Glenn Morton (grmorton@mail.isource.net)
Fri, 05 Sep 1997 05:48:49 -0500

At 09:08 PM 9/4/97 -0700, Gordon William Tisher wrote:
>Greetings,
>
>I'll delurk for a moment here to offer $.02 worth of musings: recently I've
>been reading K.C. Wu's _The Chinese Heritage_, a history of the first
>couple millennia of Chinese history, starting about 2700 BC. Among the
>first written records concern the reign of the Emperor Yao, and his
>co-Emperor Shun, who first organized the Chinese to battle a 'Great Flood.'
> It struck me in this account that there was no mention of the waters of
>the sea rising; that in fact the solution the Chinese found to the flood
>was to dig more canals leading to the sea so that the rivers drained
>faster. (I was also fascinated to learn that the ancient Chinese
>worshipped one Almighty Lord of Heaven, but that's another story).

Hi Gordon,

The flood that the Chinese always have to fight is that caused by the Yellow
River. The Yellow River is the siltiest river in the world. Because of
this, it builds its own levies which ultimately causes the river bed to be
15-20 feet ABOVE the surrounding plain. In profile the river looks like:

___ __
| V |
__| |_____farms and cities out here

where the V is the actual river bed.

This fact has caused the Yellow River to claim more human lives than any
other feature on earth. 1500 times over the past 3500 years the Yellow River
has jumped its banks and flooded huge areas of China. Because it sits above
the plain, once it jumps its banks, it takes a lot of work to get it back
into the channel.

Between 602 BC and 1288 AD the Yellow River emptied into the Bo hai Bay near
Tientsin. Then in 1288 it flooded, changed course and actually joined the
Yangtze River. This flooded millions of acres and killed millions. It took 5
centuries before the River was moved north again.

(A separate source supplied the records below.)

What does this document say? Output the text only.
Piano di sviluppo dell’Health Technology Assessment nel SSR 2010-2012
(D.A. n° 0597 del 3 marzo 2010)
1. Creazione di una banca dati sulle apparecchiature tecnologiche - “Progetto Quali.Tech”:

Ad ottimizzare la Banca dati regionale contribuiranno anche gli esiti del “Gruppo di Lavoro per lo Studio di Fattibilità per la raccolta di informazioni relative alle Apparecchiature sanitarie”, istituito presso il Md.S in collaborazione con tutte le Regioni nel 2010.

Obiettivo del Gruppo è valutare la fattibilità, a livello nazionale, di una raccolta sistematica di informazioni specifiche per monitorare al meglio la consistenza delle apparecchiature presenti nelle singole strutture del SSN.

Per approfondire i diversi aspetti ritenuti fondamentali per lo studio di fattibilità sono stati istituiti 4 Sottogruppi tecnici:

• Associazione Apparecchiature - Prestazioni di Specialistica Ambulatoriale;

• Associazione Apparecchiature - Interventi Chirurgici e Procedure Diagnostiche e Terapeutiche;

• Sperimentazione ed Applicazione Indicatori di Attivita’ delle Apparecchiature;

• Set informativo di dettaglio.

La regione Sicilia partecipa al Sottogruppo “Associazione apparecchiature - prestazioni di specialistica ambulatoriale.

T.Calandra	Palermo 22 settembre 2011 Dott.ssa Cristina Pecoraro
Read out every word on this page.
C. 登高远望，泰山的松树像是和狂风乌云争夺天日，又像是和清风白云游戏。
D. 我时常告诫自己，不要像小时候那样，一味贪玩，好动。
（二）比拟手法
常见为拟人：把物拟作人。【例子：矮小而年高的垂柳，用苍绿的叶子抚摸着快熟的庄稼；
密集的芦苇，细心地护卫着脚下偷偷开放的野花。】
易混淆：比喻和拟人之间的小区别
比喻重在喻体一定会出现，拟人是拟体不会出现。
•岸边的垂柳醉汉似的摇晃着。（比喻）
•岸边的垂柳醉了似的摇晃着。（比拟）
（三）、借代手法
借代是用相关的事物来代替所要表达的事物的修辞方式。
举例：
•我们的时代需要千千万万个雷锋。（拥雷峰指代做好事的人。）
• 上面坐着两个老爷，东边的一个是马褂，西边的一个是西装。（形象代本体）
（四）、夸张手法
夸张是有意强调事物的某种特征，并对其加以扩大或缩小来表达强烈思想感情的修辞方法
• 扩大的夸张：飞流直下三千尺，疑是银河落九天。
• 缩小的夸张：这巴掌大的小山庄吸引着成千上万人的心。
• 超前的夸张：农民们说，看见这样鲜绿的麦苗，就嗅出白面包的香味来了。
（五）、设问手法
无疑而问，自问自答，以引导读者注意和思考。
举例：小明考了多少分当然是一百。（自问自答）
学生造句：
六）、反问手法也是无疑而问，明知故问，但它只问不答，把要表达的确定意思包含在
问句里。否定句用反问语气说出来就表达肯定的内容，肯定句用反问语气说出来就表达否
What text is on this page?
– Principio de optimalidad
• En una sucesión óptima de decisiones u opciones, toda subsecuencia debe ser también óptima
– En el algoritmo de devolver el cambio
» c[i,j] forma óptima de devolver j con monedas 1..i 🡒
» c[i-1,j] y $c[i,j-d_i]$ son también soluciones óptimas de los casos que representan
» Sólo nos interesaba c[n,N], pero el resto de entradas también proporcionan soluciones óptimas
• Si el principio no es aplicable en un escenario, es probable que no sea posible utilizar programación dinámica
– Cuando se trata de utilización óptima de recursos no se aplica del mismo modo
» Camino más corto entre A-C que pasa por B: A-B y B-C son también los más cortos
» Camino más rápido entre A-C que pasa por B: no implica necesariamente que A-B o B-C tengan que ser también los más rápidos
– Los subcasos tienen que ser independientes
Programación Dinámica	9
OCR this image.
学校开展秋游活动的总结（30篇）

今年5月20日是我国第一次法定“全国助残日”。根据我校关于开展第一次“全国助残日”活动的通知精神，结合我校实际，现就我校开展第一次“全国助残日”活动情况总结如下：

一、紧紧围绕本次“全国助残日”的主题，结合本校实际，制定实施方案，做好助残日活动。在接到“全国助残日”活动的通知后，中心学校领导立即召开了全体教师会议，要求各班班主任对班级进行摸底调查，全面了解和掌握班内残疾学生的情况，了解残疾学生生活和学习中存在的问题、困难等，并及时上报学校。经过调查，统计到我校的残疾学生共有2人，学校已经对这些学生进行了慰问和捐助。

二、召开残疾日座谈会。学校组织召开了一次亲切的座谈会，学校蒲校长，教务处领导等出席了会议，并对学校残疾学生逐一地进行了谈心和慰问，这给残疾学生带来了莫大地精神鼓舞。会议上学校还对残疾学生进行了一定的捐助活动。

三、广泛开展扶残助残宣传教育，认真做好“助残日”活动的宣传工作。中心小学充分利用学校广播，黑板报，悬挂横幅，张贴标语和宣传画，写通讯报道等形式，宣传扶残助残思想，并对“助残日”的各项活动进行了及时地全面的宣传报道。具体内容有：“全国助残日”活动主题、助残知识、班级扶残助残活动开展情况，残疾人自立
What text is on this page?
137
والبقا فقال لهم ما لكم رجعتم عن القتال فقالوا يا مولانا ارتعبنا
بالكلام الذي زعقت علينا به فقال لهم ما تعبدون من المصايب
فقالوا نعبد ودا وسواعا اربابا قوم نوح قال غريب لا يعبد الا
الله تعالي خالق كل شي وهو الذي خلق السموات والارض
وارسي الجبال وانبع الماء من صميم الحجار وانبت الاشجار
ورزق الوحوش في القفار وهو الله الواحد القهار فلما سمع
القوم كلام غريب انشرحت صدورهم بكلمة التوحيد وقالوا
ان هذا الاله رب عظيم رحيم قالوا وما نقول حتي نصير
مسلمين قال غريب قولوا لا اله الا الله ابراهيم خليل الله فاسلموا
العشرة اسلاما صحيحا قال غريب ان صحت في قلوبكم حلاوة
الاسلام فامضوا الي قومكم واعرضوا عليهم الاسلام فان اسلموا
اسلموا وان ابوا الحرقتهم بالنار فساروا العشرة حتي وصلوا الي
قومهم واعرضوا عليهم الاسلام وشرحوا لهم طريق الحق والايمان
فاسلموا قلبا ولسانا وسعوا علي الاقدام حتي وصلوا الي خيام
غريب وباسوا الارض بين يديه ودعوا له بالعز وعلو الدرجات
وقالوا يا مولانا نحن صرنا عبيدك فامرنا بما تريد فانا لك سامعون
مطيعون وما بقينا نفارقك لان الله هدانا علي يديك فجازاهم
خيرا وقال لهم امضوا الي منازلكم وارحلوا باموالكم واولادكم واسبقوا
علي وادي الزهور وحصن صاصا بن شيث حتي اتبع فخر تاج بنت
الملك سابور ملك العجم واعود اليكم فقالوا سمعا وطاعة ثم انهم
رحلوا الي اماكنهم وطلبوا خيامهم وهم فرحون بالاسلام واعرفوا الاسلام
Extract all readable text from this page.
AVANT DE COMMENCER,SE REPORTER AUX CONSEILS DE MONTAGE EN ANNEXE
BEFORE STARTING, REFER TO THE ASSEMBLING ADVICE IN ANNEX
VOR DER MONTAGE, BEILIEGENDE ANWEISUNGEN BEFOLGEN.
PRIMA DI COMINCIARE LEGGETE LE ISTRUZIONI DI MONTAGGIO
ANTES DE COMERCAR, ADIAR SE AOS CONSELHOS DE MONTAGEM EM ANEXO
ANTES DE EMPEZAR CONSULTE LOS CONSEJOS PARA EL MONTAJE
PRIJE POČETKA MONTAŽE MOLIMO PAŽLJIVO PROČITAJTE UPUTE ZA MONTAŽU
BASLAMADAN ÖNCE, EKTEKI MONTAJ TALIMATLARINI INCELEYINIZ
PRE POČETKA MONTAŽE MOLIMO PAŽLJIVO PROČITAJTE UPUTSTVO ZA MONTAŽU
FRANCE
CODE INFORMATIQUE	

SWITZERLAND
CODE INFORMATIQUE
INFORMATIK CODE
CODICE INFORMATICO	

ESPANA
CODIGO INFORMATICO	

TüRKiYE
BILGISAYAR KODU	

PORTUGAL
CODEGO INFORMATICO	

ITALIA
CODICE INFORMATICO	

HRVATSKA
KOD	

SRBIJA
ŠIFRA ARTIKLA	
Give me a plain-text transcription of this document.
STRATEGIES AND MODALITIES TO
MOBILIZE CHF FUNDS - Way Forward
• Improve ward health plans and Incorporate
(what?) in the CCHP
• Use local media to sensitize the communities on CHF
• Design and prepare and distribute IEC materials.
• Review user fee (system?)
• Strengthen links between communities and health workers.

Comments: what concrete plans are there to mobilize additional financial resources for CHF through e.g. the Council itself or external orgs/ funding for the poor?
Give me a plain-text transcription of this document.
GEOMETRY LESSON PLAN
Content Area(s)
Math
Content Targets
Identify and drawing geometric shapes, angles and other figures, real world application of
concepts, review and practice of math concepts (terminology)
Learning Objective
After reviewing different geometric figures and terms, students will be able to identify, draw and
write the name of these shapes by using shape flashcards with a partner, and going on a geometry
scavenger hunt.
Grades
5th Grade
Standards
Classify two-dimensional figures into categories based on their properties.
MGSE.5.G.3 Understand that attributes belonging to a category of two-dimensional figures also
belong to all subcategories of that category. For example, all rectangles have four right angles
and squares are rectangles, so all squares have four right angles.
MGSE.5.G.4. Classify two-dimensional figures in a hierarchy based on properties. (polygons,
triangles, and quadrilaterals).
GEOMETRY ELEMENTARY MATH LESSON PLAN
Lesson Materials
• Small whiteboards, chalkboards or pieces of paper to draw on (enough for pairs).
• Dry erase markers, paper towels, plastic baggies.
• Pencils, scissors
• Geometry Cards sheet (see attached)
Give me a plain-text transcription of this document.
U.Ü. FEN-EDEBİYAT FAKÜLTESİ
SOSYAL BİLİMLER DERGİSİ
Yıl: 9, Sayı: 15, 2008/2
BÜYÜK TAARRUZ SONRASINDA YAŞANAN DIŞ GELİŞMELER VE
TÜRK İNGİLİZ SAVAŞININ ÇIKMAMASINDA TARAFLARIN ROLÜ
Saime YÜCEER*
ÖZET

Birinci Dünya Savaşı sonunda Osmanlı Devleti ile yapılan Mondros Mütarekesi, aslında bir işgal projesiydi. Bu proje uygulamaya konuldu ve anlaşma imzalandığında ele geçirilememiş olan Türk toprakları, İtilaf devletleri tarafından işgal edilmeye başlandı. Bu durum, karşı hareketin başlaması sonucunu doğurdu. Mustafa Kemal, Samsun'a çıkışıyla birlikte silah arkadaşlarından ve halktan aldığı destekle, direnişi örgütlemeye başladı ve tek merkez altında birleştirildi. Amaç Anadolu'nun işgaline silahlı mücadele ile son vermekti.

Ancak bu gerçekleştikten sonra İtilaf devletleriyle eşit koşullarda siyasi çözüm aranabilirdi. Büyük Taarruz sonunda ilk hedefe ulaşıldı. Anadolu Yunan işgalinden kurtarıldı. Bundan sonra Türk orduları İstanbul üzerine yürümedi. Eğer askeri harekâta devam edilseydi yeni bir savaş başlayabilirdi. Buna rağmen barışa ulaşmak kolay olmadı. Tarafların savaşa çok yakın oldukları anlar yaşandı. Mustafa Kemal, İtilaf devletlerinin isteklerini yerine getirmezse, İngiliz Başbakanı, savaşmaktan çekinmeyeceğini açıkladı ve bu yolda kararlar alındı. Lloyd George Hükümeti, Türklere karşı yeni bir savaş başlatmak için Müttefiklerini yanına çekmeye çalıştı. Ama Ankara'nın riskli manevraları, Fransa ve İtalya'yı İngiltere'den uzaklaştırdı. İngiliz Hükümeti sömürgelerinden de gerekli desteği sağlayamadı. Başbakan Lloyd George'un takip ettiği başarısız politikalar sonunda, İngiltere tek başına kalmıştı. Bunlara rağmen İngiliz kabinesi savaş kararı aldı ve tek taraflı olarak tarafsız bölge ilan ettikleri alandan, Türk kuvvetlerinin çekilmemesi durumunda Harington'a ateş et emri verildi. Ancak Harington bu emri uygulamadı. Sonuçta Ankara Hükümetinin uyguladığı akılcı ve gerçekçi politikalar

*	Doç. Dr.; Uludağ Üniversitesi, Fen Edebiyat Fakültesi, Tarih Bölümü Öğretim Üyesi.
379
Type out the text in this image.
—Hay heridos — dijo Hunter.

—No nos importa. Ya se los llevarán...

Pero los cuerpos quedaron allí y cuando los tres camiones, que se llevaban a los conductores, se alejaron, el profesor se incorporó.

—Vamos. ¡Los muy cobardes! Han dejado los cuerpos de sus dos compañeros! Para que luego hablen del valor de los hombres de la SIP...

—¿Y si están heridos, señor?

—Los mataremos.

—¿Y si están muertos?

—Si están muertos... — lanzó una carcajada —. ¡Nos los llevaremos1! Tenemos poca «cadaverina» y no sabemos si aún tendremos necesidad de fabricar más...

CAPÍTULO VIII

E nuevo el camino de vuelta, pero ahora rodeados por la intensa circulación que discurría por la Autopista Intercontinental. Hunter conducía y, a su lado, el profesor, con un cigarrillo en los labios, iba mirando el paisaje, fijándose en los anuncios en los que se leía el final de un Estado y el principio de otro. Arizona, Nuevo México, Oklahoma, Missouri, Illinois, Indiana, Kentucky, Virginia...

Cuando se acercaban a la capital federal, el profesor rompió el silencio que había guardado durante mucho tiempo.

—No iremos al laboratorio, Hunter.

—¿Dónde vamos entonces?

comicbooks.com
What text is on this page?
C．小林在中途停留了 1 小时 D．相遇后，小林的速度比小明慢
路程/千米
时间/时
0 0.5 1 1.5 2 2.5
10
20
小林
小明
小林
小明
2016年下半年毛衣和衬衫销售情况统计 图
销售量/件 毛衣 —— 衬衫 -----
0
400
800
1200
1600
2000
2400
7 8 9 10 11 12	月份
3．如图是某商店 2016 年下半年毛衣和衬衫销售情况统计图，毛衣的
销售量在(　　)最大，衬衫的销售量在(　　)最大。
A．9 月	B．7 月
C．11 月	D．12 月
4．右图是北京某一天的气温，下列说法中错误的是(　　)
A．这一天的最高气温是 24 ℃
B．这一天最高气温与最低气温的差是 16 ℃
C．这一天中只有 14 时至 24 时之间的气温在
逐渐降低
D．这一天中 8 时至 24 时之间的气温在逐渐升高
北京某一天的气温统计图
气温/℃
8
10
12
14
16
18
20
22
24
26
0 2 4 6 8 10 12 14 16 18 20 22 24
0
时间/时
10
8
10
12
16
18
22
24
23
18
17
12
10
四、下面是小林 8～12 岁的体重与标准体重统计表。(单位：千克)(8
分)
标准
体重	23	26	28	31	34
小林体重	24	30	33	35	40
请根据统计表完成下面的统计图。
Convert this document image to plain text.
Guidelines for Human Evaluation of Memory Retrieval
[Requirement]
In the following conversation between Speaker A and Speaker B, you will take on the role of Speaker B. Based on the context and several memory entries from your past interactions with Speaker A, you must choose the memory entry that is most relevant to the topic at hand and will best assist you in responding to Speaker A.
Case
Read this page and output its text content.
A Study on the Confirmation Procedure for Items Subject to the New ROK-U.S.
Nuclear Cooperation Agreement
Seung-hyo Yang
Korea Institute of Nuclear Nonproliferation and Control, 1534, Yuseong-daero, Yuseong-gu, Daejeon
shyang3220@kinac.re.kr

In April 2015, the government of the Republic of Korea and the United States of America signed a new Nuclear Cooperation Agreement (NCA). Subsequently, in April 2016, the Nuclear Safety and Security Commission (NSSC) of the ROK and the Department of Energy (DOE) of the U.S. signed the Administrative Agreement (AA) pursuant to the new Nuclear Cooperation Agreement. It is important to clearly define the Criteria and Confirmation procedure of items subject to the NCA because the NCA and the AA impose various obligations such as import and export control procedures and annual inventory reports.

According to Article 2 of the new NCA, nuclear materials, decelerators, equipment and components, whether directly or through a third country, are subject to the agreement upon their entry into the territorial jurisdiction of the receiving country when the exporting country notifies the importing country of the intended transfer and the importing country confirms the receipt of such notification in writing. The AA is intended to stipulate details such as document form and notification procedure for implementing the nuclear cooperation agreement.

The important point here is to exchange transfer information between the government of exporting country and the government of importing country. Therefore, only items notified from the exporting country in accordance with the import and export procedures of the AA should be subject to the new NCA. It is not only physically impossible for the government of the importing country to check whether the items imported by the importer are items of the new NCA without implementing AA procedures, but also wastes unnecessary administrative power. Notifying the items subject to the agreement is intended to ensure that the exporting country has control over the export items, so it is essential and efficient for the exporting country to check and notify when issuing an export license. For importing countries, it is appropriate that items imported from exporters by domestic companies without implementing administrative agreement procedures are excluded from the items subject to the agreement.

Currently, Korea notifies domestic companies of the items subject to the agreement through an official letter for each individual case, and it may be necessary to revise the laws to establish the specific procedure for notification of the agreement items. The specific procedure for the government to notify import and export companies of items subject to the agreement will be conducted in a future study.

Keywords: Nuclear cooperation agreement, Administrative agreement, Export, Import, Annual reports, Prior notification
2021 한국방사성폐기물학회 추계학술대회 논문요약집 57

In 1887 the Yellow River flooded large areas of the North Plain and killed
up to 2.5 million people.

Because of this, I doubt that the floods spoken of by your source have
anything to do with Noah.

Personal note: I have been on the banks of the Yellow River at the mouth in
Shan Dong Province. It is indeed as yellow as it can be and it was about
1-1.5 miles wide and moving very rapidly. It was an awesome sight.